Вокзальный рубикон. Продолжение-2

   Диким вихрем, наращивая грохот, поезд нёсся сквозь чернильную тьму; мимо ветра, через ночной туман, подняв голову, он вглядывался в небесную высь. Поезд летел в ночь.

Я стоял в освещённом коридоре вагона напротив своего купе, опираясь руками о никелированные поручни. Взгляд мой был устремлён в окно, однако там царила абсолютная тьма, поглощавшая всё вокруг. Ничего не было видно, только смутные силуэты, которые проносились перед моим взором.

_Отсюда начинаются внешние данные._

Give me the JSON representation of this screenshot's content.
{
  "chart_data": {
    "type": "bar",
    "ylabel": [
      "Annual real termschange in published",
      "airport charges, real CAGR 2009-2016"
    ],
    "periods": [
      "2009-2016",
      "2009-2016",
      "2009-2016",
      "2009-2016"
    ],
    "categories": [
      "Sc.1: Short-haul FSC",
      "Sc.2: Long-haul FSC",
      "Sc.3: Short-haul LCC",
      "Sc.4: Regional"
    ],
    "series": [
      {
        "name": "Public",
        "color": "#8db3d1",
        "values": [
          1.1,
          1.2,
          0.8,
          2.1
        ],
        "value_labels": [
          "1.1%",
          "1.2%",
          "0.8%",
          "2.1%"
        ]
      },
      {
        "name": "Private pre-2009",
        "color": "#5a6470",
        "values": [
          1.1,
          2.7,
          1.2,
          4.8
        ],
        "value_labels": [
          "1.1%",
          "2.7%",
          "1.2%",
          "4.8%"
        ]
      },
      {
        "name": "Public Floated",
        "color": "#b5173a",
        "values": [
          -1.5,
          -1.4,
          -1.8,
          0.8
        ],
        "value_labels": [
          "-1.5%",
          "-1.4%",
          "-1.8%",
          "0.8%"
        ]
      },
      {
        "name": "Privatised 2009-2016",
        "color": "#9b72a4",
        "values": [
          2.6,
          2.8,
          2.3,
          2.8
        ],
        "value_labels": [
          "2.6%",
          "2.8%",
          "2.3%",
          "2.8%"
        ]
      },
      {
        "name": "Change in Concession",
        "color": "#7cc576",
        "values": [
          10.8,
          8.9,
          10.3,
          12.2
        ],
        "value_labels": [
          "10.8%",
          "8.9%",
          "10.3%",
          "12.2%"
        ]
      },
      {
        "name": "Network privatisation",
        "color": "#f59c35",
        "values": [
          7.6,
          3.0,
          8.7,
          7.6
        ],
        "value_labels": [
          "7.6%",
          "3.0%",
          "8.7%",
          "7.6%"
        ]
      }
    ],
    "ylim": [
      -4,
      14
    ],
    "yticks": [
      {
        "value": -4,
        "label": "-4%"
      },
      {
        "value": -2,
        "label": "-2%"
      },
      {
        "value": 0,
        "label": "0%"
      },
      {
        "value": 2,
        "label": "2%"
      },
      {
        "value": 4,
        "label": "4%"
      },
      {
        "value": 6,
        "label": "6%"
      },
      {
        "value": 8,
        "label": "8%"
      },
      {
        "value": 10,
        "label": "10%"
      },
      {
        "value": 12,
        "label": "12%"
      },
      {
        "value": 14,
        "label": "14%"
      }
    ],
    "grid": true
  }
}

Когда я возвратился в купе, моя спутница, свернувшись калачиком, поджав колени и обхватив руками свои плечи, уже спала, устроившись в самом уголке дивана. Она тихо дышала, и её грудь мерно поднималась и опадала.

Я лёг на диван, закрыл глаза, пытаясь уснуть. Вагон раскачивало, как детскую люльку; эта дрожь передавалась телу, расслабляя его и отяжеляя веки. Сладкая дрёма быстро овладевала сознанием, которое под стук колёс становилось лёгким и невесомым.
Я не мог себе представить, сколько времени проспал; было темно, очевидно, утро ещё не наступило. Меня разбудил монотонный голос, звучащий из вагонных динамиков:
— Уважаемые пассажиры, через полчаса наш поезд прибывает на станцию Варшава Заходня. В связи с техническими причинами продолжительность стоянки будет увеличена. О точном времени отправления поезда мы сообщим позже по вокзальному репродуктору.

Единственное, что я мог предложить попутчице в сложившейся ситуации, — не оставлять её одну.
— Не желаете ли составить мне компанию — выпить чашечку турецкого кофе?
— С большим удовольствием. Благодарю, вы так любезны, — ответила она и улыбнулась. Её улыбка мгновенно стала такой манкой и очаровательной, что у меня закружилась голова.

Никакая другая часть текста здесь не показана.